La Réforme a beaucoup insisté sur le sacerdoce universel des croyants. Cela signifie que la vocation chrétienne n’est pas réservée à quelques spécialistes du religieux. Chaque baptisé reçoit la responsabilité de témoigner du Christ là où il se trouve.

Dans la vie familiale, professionnelle, associative, dans les relations ordinaires de l’existence, le chrétien est appelé à devenir humblement porteur d’une présence qui relève.

Bien sûr, cela ne signifie pas que nous devons sauver les autres par nos propres forces. Ce serait impossible. Nous ne sommes pas le Christ. Nous demeurons nous-mêmes des êtres fragiles, parfois découragés, parfois pauvres en espérance. Mais précisément, la mission chrétienne ne repose pas sur notre perfection.
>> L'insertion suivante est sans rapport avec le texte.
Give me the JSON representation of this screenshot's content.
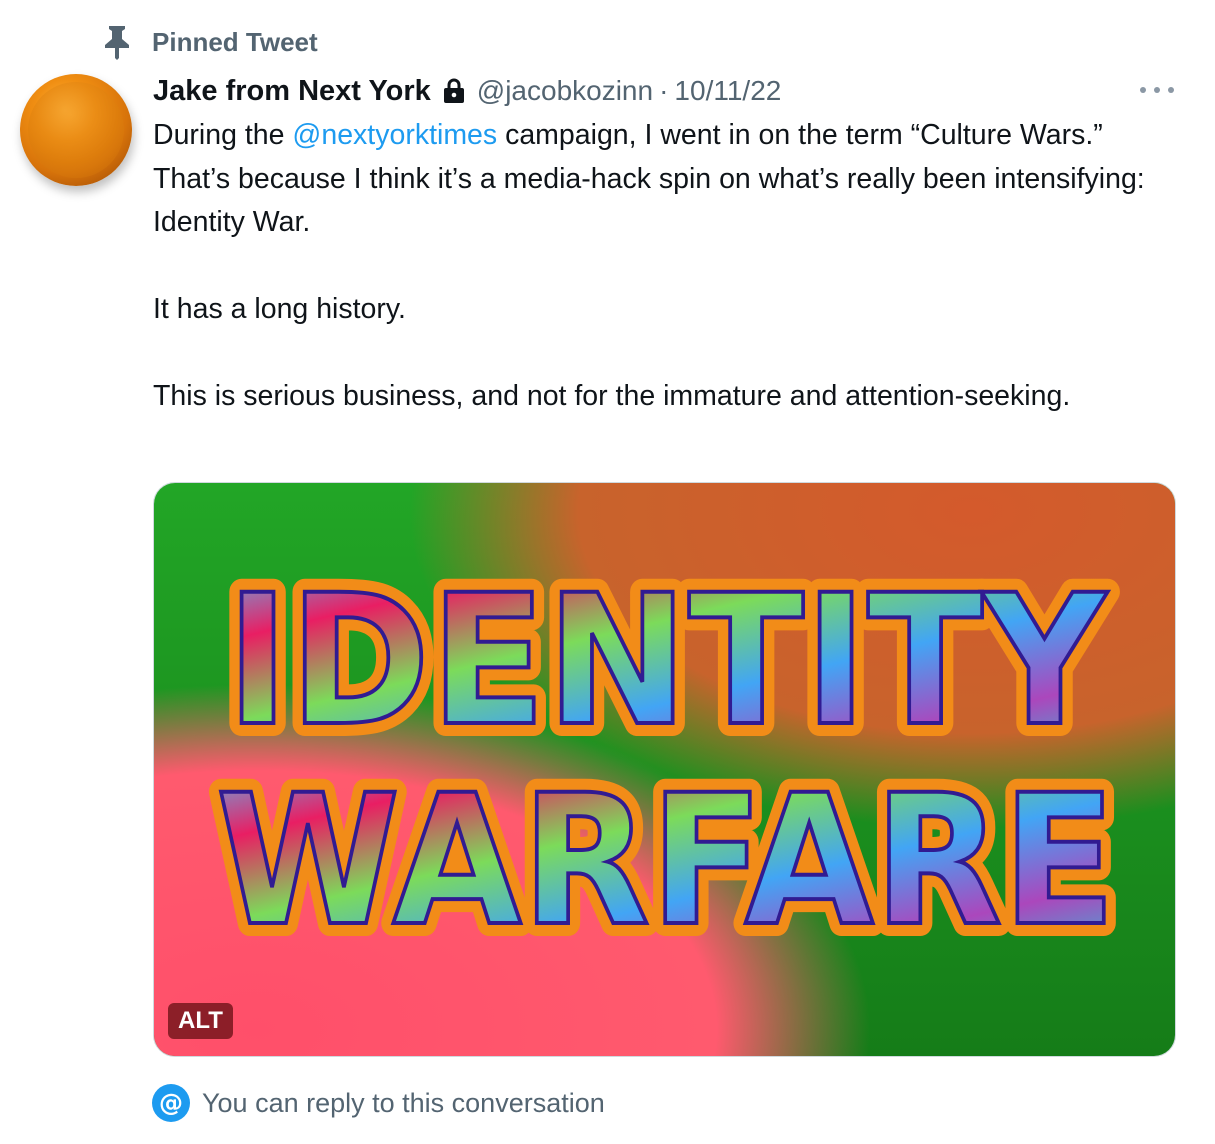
{
  "pinned": {
    "label": "Pinned Tweet",
    "icon": "pin-icon"
  },
  "tweet": {
    "display_name": "Jake from Next York",
    "protected_icon": "lock-icon",
    "handle": "@jacobkozinn",
    "separator": "·",
    "date": "10/11/22",
    "more_icon": "more-icon",
    "text": {
      "line1_prefix": "During the ",
      "mention": "@nextyorktimes",
      "line1_suffix": " campaign, I went in on the term “Culture Wars.” That’s because I think it’s a media-hack spin on what’s really been intensifying: Identity War.",
      "para2": "It has a long history.",
      "para3": "This is serious business, and not for the immature and attention-seeking."
    },
    "media": {
      "title_line1": "IDENTITY",
      "title_line2": "WARFARE",
      "alt_badge": "ALT",
      "colors": {
        "green": "#1ea61e",
        "orange": "#d05a2a",
        "pink": "#ff4f68"
      }
    }
  },
  "reply": {
    "icon": "at-icon",
    "icon_glyph": "@",
    "label": "You can reply to this conversation"
  },
  "colors": {
    "accent": "#1d9bf0",
    "secondary_text": "#536471",
    "primary_text": "#0f1419"
  }
}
Elle repose sur cette parole du Christ :

« Vous avez reçu gratuitement ; donnez gratuitement. »

L’Église ne possède pas l’Évangile comme un bien privé. Elle transmet ce qu’elle reçoit elle-même. Elle vit d’une grâce qui la précède constamment.

C’est pourquoi la mission chrétienne devrait toujours garder une profonde humilité. Nous ne sommes pas envoyés pour montrer notre supériorité morale ou spirituelle. Nous sommes envoyés comme des témoins de la miséricorde de Dieu.

Et peut-être est-ce là l’un des témoignages les plus nécessaires aujourd’hui : devenir des lieux où des êtres humains fatigués découvrent qu’ils ne sont pas condamnés à rester seuls, perdus ou dispersés.

Des lieux où quelqu’un peut être accueilli sans devoir immédiatement prouver sa valeur.

Des lieux où la parole de Dieu ne vient pas écraser davantage, mais ouvrir un chemin de vie.

Des lieux où l’on apprend peu à peu à regarder les autres comme le Christ les regarde.

Car c’est ainsi que le Royaume de Dieu continue discrètement de s’approcher du monde.

À travers des disciples ordinaires.

À travers des communautés imparfaites.

À travers des gestes modestes.

Mais habités par la compassion du Christ.

Amen.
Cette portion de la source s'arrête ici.